I scotch-taped the bags as needed to hold their shapes and let Erick pummel the central mass of the creature.  Geoff helped tremendously with flipping the cloak and holding the wings up for me to photograph separately and composite into the final image.  All said, it took perhaps half an hour.  The park we were in was just beautiful and quite deserted given the very cold weather and early hour, and I couldn’t resist taking some snapshots of plants covered in jewel-like snow.  I’ve said it before, but as a California-native, snow is UTTERLY MAGICAL to me whenever I encounter it.

Little Jewels

Little Jewels

Erick looked incredibly noble and at home in his costume, and I’m so glad Geoff reminded me to take a portrait of him not in action.  They’re quite different shots, but I think a lot of Erick’s quiet, inner strength and grace shows through, especially in the second portrait.

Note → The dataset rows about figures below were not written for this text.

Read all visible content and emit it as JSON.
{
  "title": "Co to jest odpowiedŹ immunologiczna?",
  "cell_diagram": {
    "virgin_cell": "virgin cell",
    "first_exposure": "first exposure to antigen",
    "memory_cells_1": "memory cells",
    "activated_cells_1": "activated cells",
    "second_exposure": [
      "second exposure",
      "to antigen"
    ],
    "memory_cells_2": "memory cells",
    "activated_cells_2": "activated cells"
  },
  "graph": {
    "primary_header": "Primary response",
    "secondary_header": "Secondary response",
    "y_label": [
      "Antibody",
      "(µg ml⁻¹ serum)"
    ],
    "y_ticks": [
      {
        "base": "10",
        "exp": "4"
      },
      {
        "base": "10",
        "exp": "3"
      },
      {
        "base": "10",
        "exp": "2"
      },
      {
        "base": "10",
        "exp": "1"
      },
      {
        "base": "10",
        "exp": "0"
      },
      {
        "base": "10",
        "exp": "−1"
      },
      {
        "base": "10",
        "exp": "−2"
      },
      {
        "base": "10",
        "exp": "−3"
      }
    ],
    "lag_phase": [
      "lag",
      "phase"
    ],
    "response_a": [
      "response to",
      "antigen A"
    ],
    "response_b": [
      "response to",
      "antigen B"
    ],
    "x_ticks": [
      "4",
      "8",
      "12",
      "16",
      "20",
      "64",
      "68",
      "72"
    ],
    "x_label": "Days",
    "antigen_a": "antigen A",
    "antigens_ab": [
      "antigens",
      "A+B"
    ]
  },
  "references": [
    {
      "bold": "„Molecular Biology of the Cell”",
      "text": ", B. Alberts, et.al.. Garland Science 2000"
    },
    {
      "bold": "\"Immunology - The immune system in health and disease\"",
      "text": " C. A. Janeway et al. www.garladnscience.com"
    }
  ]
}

After that, we all had a lovely breakfast at a local cafe and warmed up with hot food and coffee.  A successful shoot!

I hope these image can be an inspiration to others fighting their own battles; perhaps simply reminders to not give up quite yet.  If you have had experiences with cancer or other long illnesses yourself, I would love to hear from you!  I hope I can make the cancer community proud.

And with that, let’s see the finished photos!

The Yellow Knight

The Yellow Knight

The Yellow Knight

The Yellow Knight -detail

The Yellow Knight -detail

Ribbon Armor

Ribbon Armor

Ribbon Armor - detail

Ribbon Armor – detail

Thank you, Erick, for coming to play in DreamWorld!  🙂

This is not the time or place to get into it all, but it seems I will be heading into another of my own health battles, of the bureaucratic nature this time, and any well wishes and prayers would be appreciated!